In the game’s seriously warped fantasy world, players will become the Overlord and get first-hand experience of how “absolute power corrupts absolutely". You could be a regular run-of-the-mill Overlord. However, with incredible power at your disposal and a team of evil-minded impish critters, the Minions, on hand to do your bidding, how will you resist the temptation to be wonderfully despotic?!
The Overlord has the power of concentrated badness right from the start and you’ll know how much more of a total bad-ass you’re becoming as the game tracks your ‘corruption’ throughout.
How corrupt you become depends on how you handle any given situation, your actions and how their consequences impact the game world. For example, if you and your minion horde dispose of a bunch of particularly nasty, violent Halflings that have overrun a once-peaceful village, the village’s original peasant occupants will herald you as their liberator.

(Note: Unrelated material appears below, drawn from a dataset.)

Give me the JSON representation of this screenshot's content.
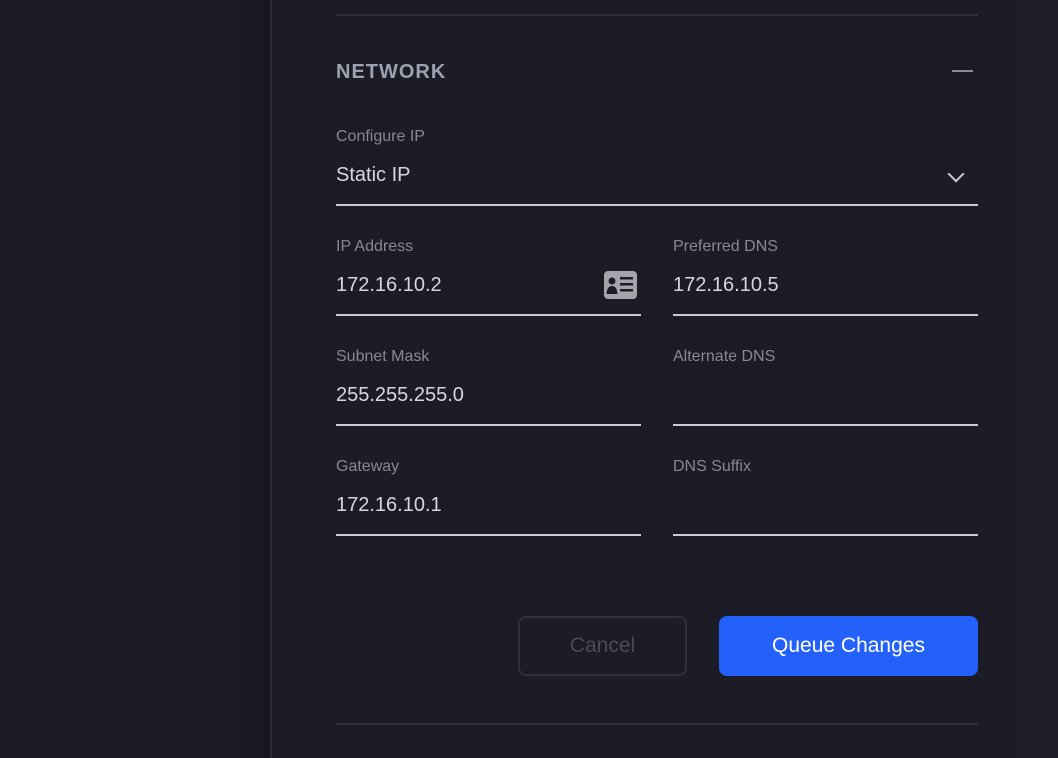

Now each time you pass through, the peasants will welcome you as their new lord and protector, cheering your arrival and giving you offerings.
However, as an Overlord, it’s worth seeing what more can be obtained from the peasants’ gratitude. If you exert some proper feudal repression, they’ll tremble and fall to their knees when you’re in town. If you become truly mean, the poor peasants will resort to cowering in your presence, pray for their lives and even offer up their daughters in order to appease you…
On the flip side to all this nastiness, one of the Achievements players can aim for in the game is finishing 100% Uncorrupted. To be an Overlord of purity requires not killing any peasants, not harvesting souls from living creatures, not betraying your mistress and not exterminating the occasional fantasy race. Now that’s tough!
Controlling a mysterious figure that has inherited the legacy of the evil, long-dead Overlord. Only the player’s actions will determine if they will rise to become the new all-powerful Overlord; it’s all down to how much of a bad ass they want to be in order to succeed… evil or really evil.
Overlord’s key play mechanic is the introduction of an array of impish creatures – the Minions. They believe you are the old Overlord reborn and will use their unique skills to fetch, fight and die for you. Throughout the game players will actively control a horde of these gremlin-like critters and they’ll follow your every instruction no matter how despotic or, for the Minions, life threatening it is.
As the Overlord, players can amass an army of up to 50 minions (with hundreds more in reserve) made up of four different breeds:
- Brown Minions – The Fighters. These are the strongest minions for combat. They will pick up dropped equipment from defeated foes and use it for themselves – pitchforks, severed unicorn horns and the like are some favorites.
- Red Minions – The Fire Throwers. These minions are like archers who hurl blazing fireballs to defeat opponents from a distance. Also, immune to fire, they can clear dangerous paths for the Overlord and the rest of the horde.
- Green Minions – The Assassins. These minions love their stealth attacks. They’ll try to get behind an enemy, jump on their back and then stab them viciously to death – great for ambushes. They’re also immune to poisoning and can turn rubbish left on the battlefield into upgrades.
- Blue Minions – The Healers. These are the smartest of the minions, and the only ones who have the ability to swim. Blue minions can also resurrect fallen minions, and get them ready to join the fight once again.
Overlord is scurrently available for Xbox 360 and the PC.